The German occupation is a fact. It is also a fact that Hungary was forced to submit to direct German control. Accordingly, it can hardly be disputed that Germany bears responsibility for what happened in Hungary after 19 March 1944. Exactly as this fact is also set down according to German court decisions, and as our Fundamental Law also determines.
Nevertheless, we must also raise the issue of the responsibility of the Hungarian political and state leadership of the time. But can the leaders of an occupied country be held responsible at all, and if so to what extent? It is my opinion that they can be held responsible. In my view the charge of collaboration and the related responsibility holds true in this case.

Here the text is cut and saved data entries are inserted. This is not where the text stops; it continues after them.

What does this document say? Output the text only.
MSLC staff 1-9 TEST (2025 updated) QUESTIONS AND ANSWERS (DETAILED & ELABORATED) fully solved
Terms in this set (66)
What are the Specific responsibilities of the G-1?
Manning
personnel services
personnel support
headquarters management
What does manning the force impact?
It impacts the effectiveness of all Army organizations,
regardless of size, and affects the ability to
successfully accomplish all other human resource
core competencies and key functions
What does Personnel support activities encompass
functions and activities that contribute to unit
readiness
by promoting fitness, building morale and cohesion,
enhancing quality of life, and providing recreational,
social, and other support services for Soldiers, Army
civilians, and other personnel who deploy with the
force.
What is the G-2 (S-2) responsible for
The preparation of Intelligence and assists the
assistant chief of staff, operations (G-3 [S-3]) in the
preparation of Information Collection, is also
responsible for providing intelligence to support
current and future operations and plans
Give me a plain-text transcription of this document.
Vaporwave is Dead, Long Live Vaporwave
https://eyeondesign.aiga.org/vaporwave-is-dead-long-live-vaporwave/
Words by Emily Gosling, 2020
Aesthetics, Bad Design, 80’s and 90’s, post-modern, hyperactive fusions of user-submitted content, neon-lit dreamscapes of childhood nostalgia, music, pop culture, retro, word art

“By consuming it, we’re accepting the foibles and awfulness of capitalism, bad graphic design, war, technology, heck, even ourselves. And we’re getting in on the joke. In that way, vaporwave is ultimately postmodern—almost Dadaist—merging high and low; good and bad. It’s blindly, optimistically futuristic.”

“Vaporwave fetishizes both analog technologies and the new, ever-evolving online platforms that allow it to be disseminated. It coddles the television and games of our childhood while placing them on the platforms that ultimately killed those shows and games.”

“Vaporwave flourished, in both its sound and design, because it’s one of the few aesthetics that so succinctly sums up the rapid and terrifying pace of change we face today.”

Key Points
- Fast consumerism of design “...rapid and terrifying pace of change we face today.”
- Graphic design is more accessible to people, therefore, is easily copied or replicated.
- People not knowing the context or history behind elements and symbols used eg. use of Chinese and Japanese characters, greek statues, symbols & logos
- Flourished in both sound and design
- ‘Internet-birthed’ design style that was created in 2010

Hungary's political leaders — whatever reason or explanation they may have had — did not initiate any form of resistance against the coun try's occupiers; they did not launch national defence or national rescue missions, they did not attempt to protect the freedom and assets of the country's citizens and they didn't even have the strength to set up a government in exile. Accordingly, they must bear the responsibility of having collaborated before both the earthly and godly tribunal. This responsibility is not lessened by the well-known fact that there was a wide and varied range of collaborators in Europe at the time.
And so we have finally arrived at the most important question: what should we do with this whole issue; what should we do about the issue of cohabitation. And what should our generation especially do, which was born later and in its politics is committed to Christian values, the national self-esteem and to a national pride that is based on correct self-knowledge.
In my view, what we Hungarians could have done, we have done. We have apologised, although we know that collaboration with the perpetrators of genocide cannot be forgiven. We have made reparations, although we know full well that what has happened cannot be atoned for. But at the same time we cannot bear a responsibility that is not ours to bear. And for this reason we must also state clearly that without the German occupation there would have been no deportations, no rail wagons and no hundreds and thousands of innocent lives lost. Without the acceptance of these facts it is difficult to imagine a sincere cohabitation based on trust in the future. And our generation became followers of radical, anti-communist politics because we had had enough of an insincere life built on a lack of trust.
Thank you for having given me the opportunity to write to you about all this.
29 April 2014, Budapest
With my deepest respects,
Viktor Orbán
Post Scriptum: I have also sent copies of this letter to Zsuzsanna Hegedűs, Katalin Keserű and Zsuzsanna Erdélyi, because although my letter to you is personal, but is not of a private nature. Feel free to bring it to the attention of others at your own discretion.”